Um porta-voz da Roku também ofereceu uma lista de passos para quem deseja usar suas TVs como TVs convencionais, sem conexão com a internet. Isso inclui pressionar um botão ou um orifício na parte traseira da TV para redefinir o software e pular a etapa de configuração da conexão com a internet.

Por que é mais difícil optar pela exclusão do que pela adesão? Porque as empresas têm permissão legal para fazer isso.

Recomendo que os clientes da Roku sigam essas etapas para rejeitar os novos termos e manter o pouco poder que têm. Eu, por exemplo, aproveitei a oportunidade para desconectar minha TV Roku da internet e conectar um dispositivo de streaming diferente com termos menos onerosos, uma Apple TV antiga. Quanto à necessidade de enviar uma carta para rejeitar os termos de serviço, planejo usar o ChatGPT para redigir um bilhete bem irritado.

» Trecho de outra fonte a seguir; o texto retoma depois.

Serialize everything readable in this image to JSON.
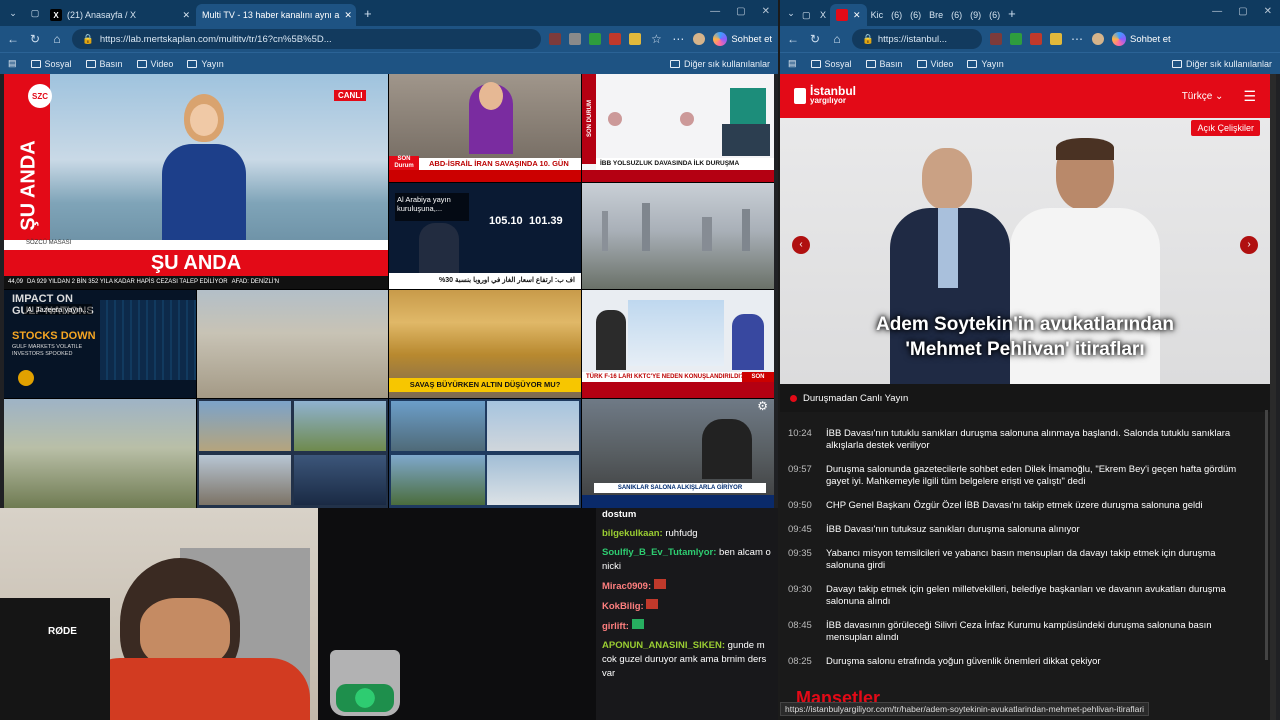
{
  "left": {
    "tabs": [
      {
        "label": "(21) Anasayfa / X"
      },
      {
        "label": "Multi TV - 13 haber kanalını aynı a"
      }
    ],
    "url": "https://lab.mertskaplan.com/multitv/tr/16?cn%5B%5D...",
    "chat_label": "Sohbet et",
    "bookmarks": [
      "Sosyal",
      "Basın",
      "Video",
      "Yayın"
    ],
    "bookmarks_right": "Diğer sık kullanılanlar",
    "tiles": {
      "szc_logo": "SZC",
      "su_anda_v": "ŞU ANDA",
      "canli": "CANLI",
      "sozcu_masasi": "SÖZCÜ MASASI",
      "su_anda": "ŞU ANDA",
      "szc_ticker": "DA 929 YILDAN 2 BİN 352 YILA KADAR HAPİS CEZASI TALEP EDİLİYOR",
      "szc_temp": "44,09",
      "szc_afad": "AFAD: DENİZLİ'N",
      "ch2_tag": "SON Durum",
      "ch2_ticker": "ABD-İSRAİL İRAN SAVAŞINDA 10. GÜN",
      "ch3_tag": "SON DURUM",
      "ch3_ticker": "İBB YOLSUZLUK DAVASINDA İLK DURUŞMA",
      "ch4_caption": "Al Arabiya yayın kuruluşuna,...",
      "ch4_v1": "105.10",
      "ch4_v2": "101.39",
      "ch4_ticker": "%30 اف ب: ارتفاع اسعار الغاز في اوروبا بنسبة",
      "aj_caption": "Al Jazeera yayın...",
      "aj_big1": "IMPACT ON",
      "aj_big2": "GULF NATIONS",
      "aj_h1": "STOCKS DOWN",
      "aj_h2": "GULF MARKETS VOLATILE",
      "aj_h3": "INVESTORS SPOOKED",
      "gold_ticker": "SAVAŞ BÜYÜRKEN ALTIN DÜŞÜYOR MU?",
      "trt_ticker": "TÜRK F-16 LARI KKTC'YE NEDEN KONUŞLANDIRILDI?",
      "trt_tag": "SON",
      "court_ticker": "SANIKLAR SALONA ALKIŞLARLA GİRİYOR"
    },
    "chat": [
      {
        "name": "",
        "text": "dostum",
        "color": "#ffffff"
      },
      {
        "name": "bilgekulkaan:",
        "text": "ruhfudg",
        "color": "#9acd32"
      },
      {
        "name": "Soulfly_B_Ev_Tutamlyor:",
        "text": "ben alcam o nicki",
        "color": "#2ecc71"
      },
      {
        "name": "Mirac0909:",
        "text": "",
        "color": "#ff7f7f"
      },
      {
        "name": "KokBilig:",
        "text": "",
        "color": "#ff7f7f"
      },
      {
        "name": "girlift:",
        "text": "",
        "color": "#ff7f7f"
      },
      {
        "name": "APONUN_ANASINI_SIKEN:",
        "text": "gunde m cok guzel duruyor amk ama brnim ders var",
        "color": "#9acd32"
      }
    ],
    "mic_label": "RØDE"
  },
  "right": {
    "url": "https://istanbul...",
    "chat_label": "Sohbet et",
    "bookmarks": [
      "Sosyal",
      "Basın",
      "Video",
      "Yayın"
    ],
    "bookmarks_right": "Diğer sık kullanılanlar",
    "tab_labels": [
      "X",
      "(6)",
      "Kic",
      "(6)",
      "(6)",
      "Bre",
      "(6)",
      "(9)",
      "(6)"
    ],
    "site_logo_1": "İstanbul",
    "site_logo_2": "yargılıyor",
    "language": "Türkçe",
    "badge": "Açık Çelişkiler",
    "hero_title_1": "Adem Soytekin'in avukatlarından",
    "hero_title_2": "'Mehmet Pehlivan' itirafları",
    "live_label": "Duruşmadan Canlı Yayın",
    "feed": [
      {
        "time": "10:24",
        "text": "İBB Davası'nın tutuklu sanıkları duruşma salonuna alınmaya başlandı. Salonda tutuklu sanıklara alkışlarla destek veriliyor"
      },
      {
        "time": "09:57",
        "text": "Duruşma salonunda gazetecilerle sohbet eden Dilek İmamoğlu, \"Ekrem Bey'i geçen hafta gördüm gayet iyi. Mahkemeyle ilgili tüm belgelere eriști ve çalıştı\" dedi"
      },
      {
        "time": "09:50",
        "text": "CHP Genel Başkanı Özgür Özel İBB Davası'nı takip etmek üzere duruşma salonuna geldi"
      },
      {
        "time": "09:45",
        "text": "İBB Davası'nın tutuksuz sanıkları duruşma salonuna alınıyor"
      },
      {
        "time": "09:35",
        "text": "Yabancı misyon temsilcileri ve yabancı basın mensupları da davayı takip etmek için duruşma salonuna girdi"
      },
      {
        "time": "09:30",
        "text": "Davayı takip etmek için gelen milletvekilleri, belediye başkanları ve davanın avukatları duruşma salonuna alındı"
      },
      {
        "time": "08:45",
        "text": "İBB davasının görüleceği Silivri Ceza İnfaz Kurumu kampüsündeki duruşma salonuna basın mensupları alındı"
      },
      {
        "time": "08:25",
        "text": "Duruşma salonu etrafında yoğun güvenlik önemleri dikkat çekiyor"
      }
    ],
    "section_heading": "Manşetler",
    "status_url": "https://istanbulyargiliyor.com/tr/haber/adem-soytekinin-avukatlarindan-mehmet-pehlivan-itiraflari"
  }
}
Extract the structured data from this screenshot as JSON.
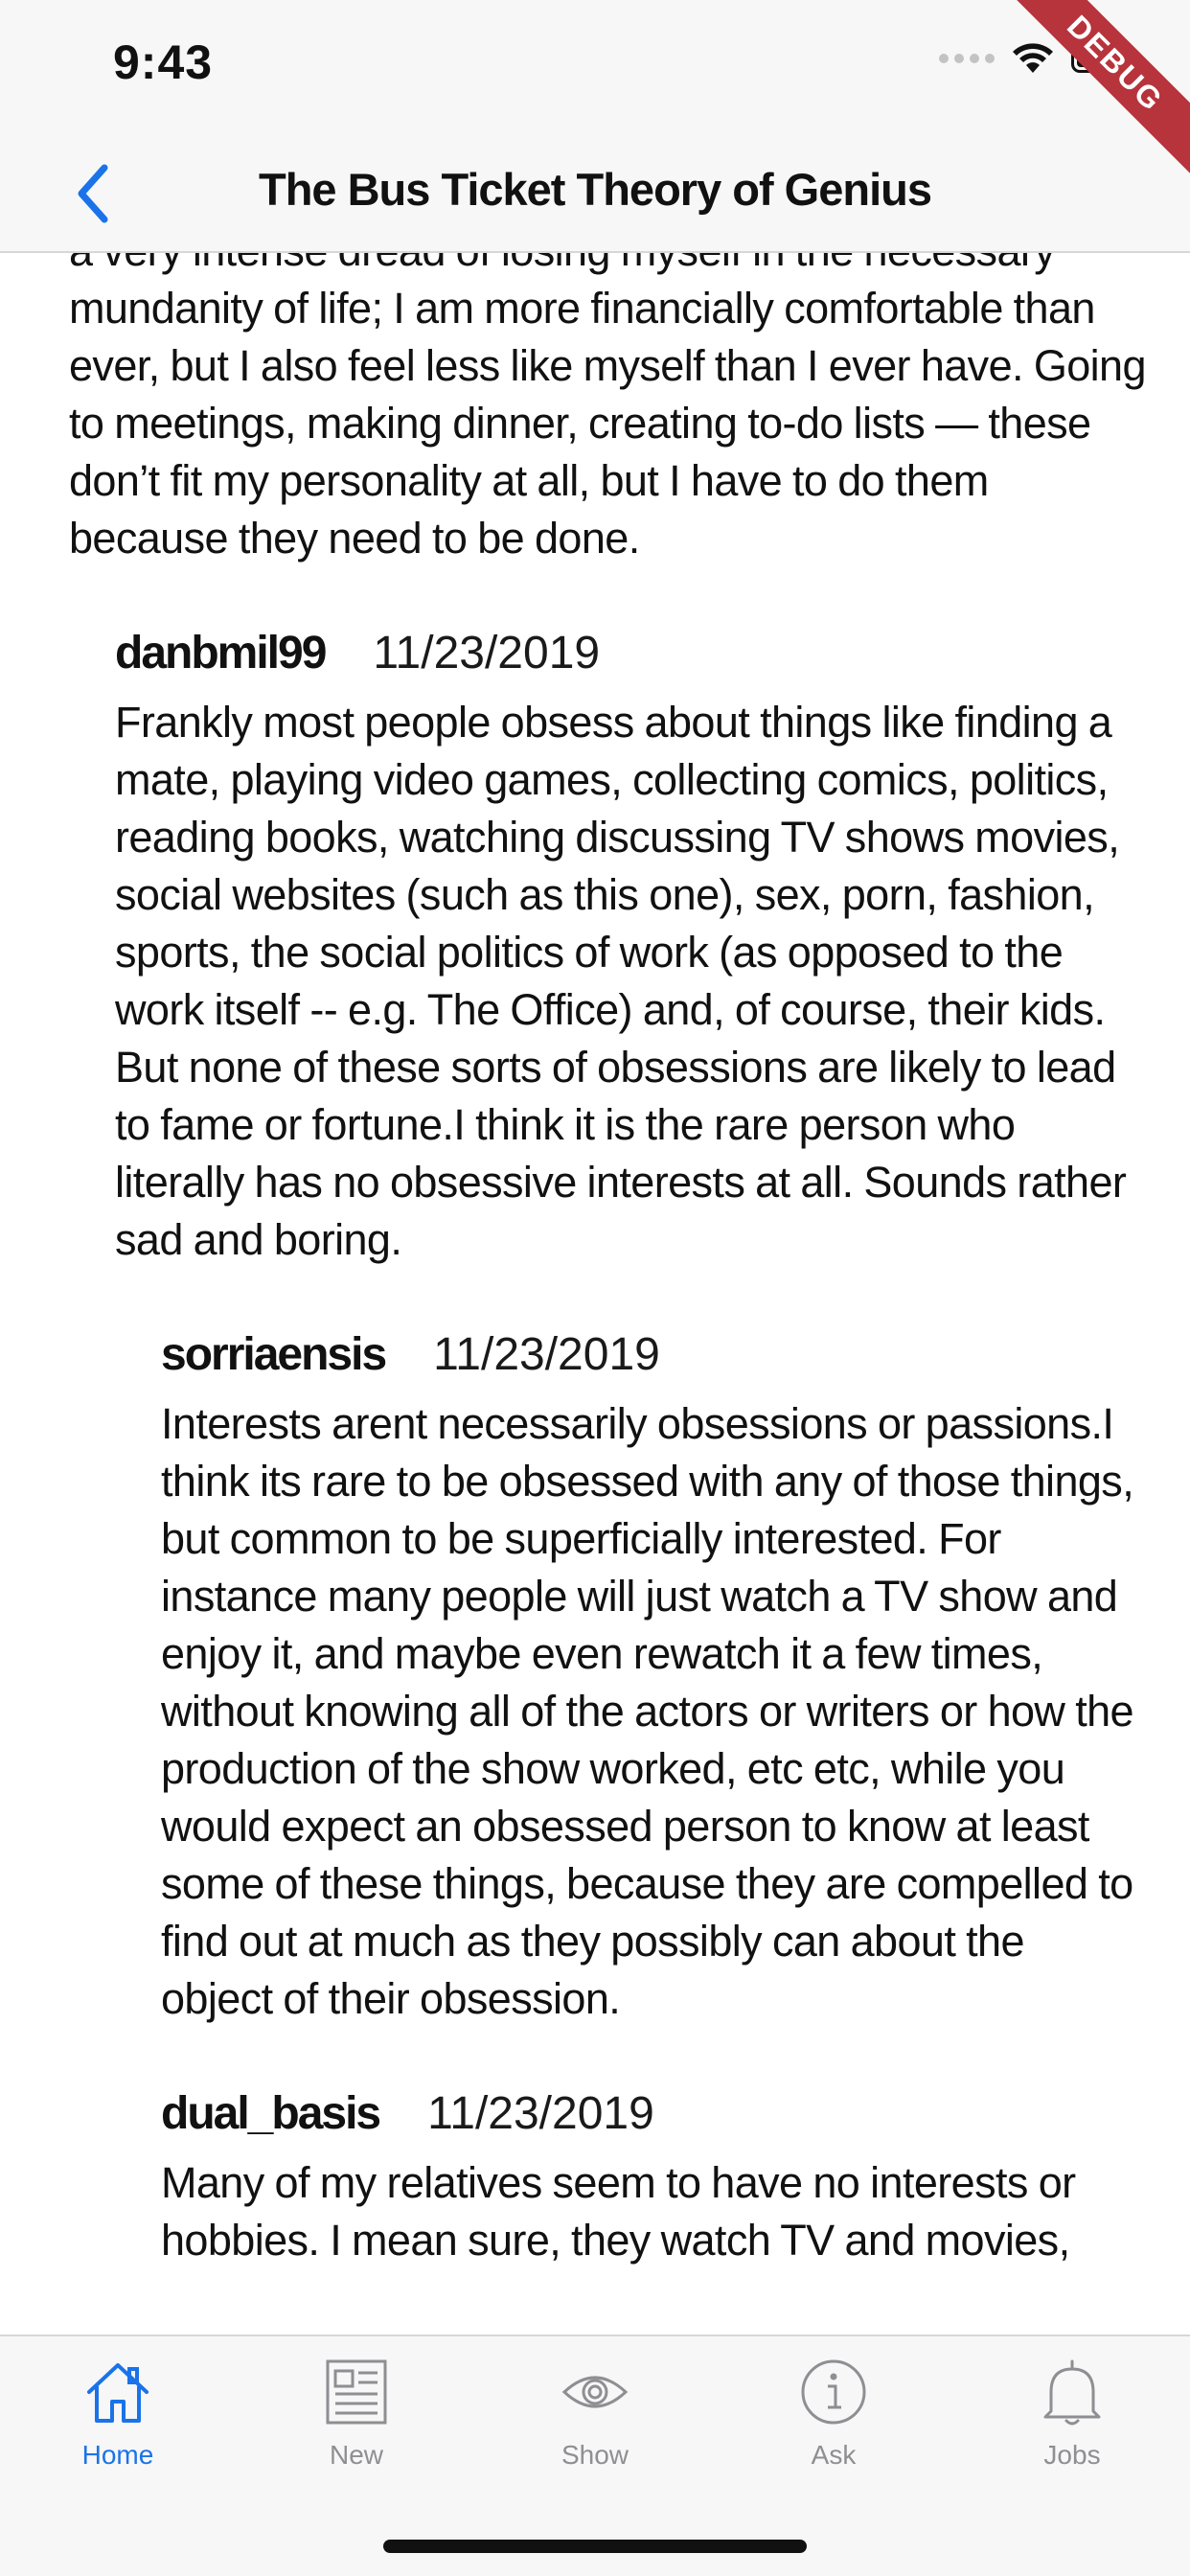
{
  "status_bar": {
    "time": "9:43"
  },
  "debug_banner": {
    "label": "DEBUG"
  },
  "nav": {
    "title": "The Bus Ticket Theory of Genius",
    "back_icon": "chevron-left-icon"
  },
  "comments": [
    {
      "author": "",
      "date": "",
      "level": 0,
      "partial": true,
      "body": "a very intense dread of losing myself in the necessary mundanity of life; I am more financially comfortable than ever, but I also feel less like myself than I ever have. Going to meetings, making dinner, creating to-do lists — these don’t fit my personality at all, but I have to do them because they need to be done."
    },
    {
      "author": "danbmil99",
      "date": "11/23/2019",
      "level": 1,
      "body": "Frankly most people obsess about things like finding a mate, playing video games, collecting comics, politics, reading books, watching  discussing TV shows  movies, social websites (such as this one), sex, porn, fashion, sports, the social politics of work (as opposed to the work itself -- e.g. The Office) and, of course, their kids. But none of these sorts of obsessions are likely to lead to fame or fortune.I think it is the rare person who literally has no obsessive interests at all. Sounds rather sad and boring."
    },
    {
      "author": "sorriaensis",
      "date": "11/23/2019",
      "level": 2,
      "body": "Interests arent necessarily obsessions or passions.I think its rare to be obsessed with any of those things, but common to be superficially interested. For instance many people will just watch a TV show and enjoy it, and maybe even rewatch it a few times, without knowing all of the actors or writers or how the production of the show worked, etc etc, while you would expect an obsessed person to know at least some of these things, because they are compelled to find out at much as they possibly can about the object of their obsession."
    },
    {
      "author": "dual_basis",
      "date": "11/23/2019",
      "level": 2,
      "body": "Many of my relatives seem to have no interests or hobbies. I mean sure, they watch TV and movies,"
    }
  ],
  "tabs": [
    {
      "label": "Home",
      "icon": "home-icon",
      "active": true
    },
    {
      "label": "New",
      "icon": "newspaper-icon",
      "active": false
    },
    {
      "label": "Show",
      "icon": "eye-icon",
      "active": false
    },
    {
      "label": "Ask",
      "icon": "info-icon",
      "active": false
    },
    {
      "label": "Jobs",
      "icon": "bell-icon",
      "active": false
    }
  ],
  "colors": {
    "accent": "#1a73e8",
    "inactive": "#8e8e93",
    "bar_background": "#f7f7f7",
    "debug_ribbon": "#b7343c"
  }
}
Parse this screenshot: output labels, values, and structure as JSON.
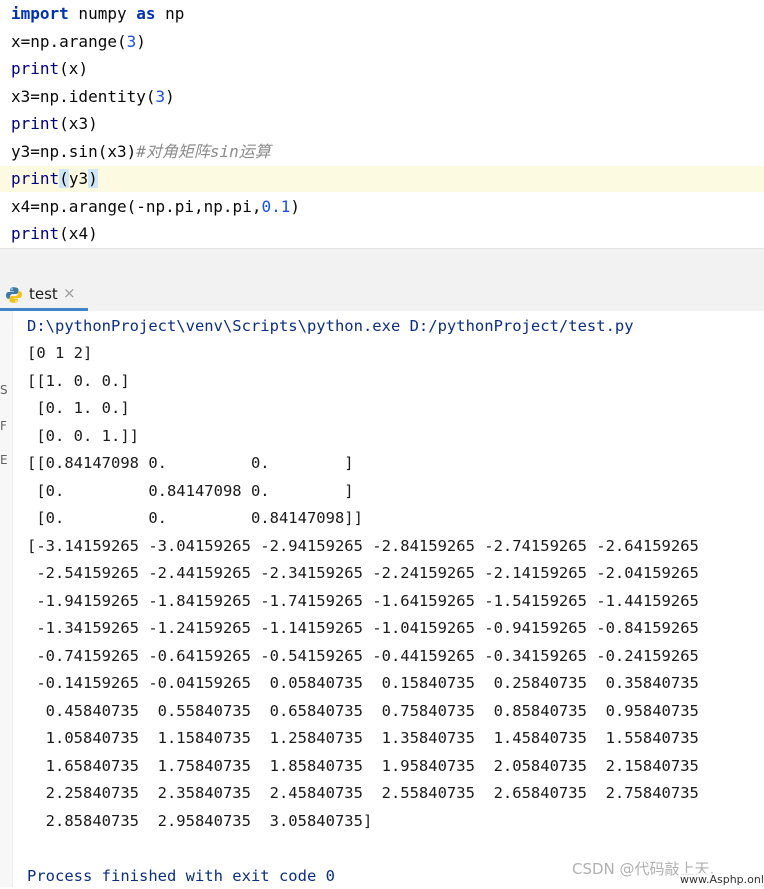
{
  "editor": {
    "lines": [
      {
        "kw": "import",
        "mid": " numpy ",
        "kw2": "as",
        "tail": " np"
      },
      {
        "pre": "x=np.arange(",
        "num": "3",
        "post": ")"
      },
      {
        "fn": "print",
        "post": "(x)"
      },
      {
        "pre": "x3=np.identity(",
        "num": "3",
        "post": ")"
      },
      {
        "fn": "print",
        "post": "(x3)"
      },
      {
        "pre": "y3=np.sin(x3)",
        "comment": "#对角矩阵sin运算"
      },
      {
        "fn": "print",
        "open": "(",
        "arg": "y3",
        "close": ")"
      },
      {
        "pre": "x4=np.arange(-np.pi,np.pi,",
        "num": "0.1",
        "post": ")"
      },
      {
        "fn": "print",
        "post": "(x4)"
      }
    ]
  },
  "run_panel": {
    "tab_label": "test",
    "tab_close": "×",
    "gutter_marks": [
      "S",
      "F",
      "E"
    ]
  },
  "console": {
    "command": "D:\\pythonProject\\venv\\Scripts\\python.exe D:/pythonProject/test.py",
    "output": [
      "[0 1 2]",
      "[[1. 0. 0.]",
      " [0. 1. 0.]",
      " [0. 0. 1.]]",
      "[[0.84147098 0.         0.        ]",
      " [0.         0.84147098 0.        ]",
      " [0.         0.         0.84147098]]",
      "[-3.14159265 -3.04159265 -2.94159265 -2.84159265 -2.74159265 -2.64159265",
      " -2.54159265 -2.44159265 -2.34159265 -2.24159265 -2.14159265 -2.04159265",
      " -1.94159265 -1.84159265 -1.74159265 -1.64159265 -1.54159265 -1.44159265",
      " -1.34159265 -1.24159265 -1.14159265 -1.04159265 -0.94159265 -0.84159265",
      " -0.74159265 -0.64159265 -0.54159265 -0.44159265 -0.34159265 -0.24159265",
      " -0.14159265 -0.04159265  0.05840735  0.15840735  0.25840735  0.35840735",
      "  0.45840735  0.55840735  0.65840735  0.75840735  0.85840735  0.95840735",
      "  1.05840735  1.15840735  1.25840735  1.35840735  1.45840735  1.55840735",
      "  1.65840735  1.75840735  1.85840735  1.95840735  2.05840735  2.15840735",
      "  2.25840735  2.35840735  2.45840735  2.55840735  2.65840735  2.75840735",
      "  2.85840735  2.95840735  3.05840735]"
    ],
    "process_line": "Process finished with exit code 0"
  },
  "watermark": {
    "csdn": "CSDN @代码敲上天.",
    "site": "www.Asphp.online"
  }
}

Nas letrinhas miúdas: as empresas de tecnologia não são nossas amigas
Assim como muitas empresas de tecnologia, a Roku tem se promovido como uma defensora dos interesses do consumidor. Seu site, adornado com imagens de famílias vendo TV, convida o usuário a se juntar aos milhões de pessoas que economizam dinheiro ao deixar de usar serviços de TV a cabo. Além disso, seus dispositivos de streaming, desde o modelo de US$ 20 até a TV de 55 polegadas, de US$ 290, são considerados relativamente acessíveis.

No entanto, toda empresa bem-sucedida existe para ganhar dinheiro, não para fazer amigos, e as medidas agressivas adotadas pela Roku neste mês devem deixar isso bem claro.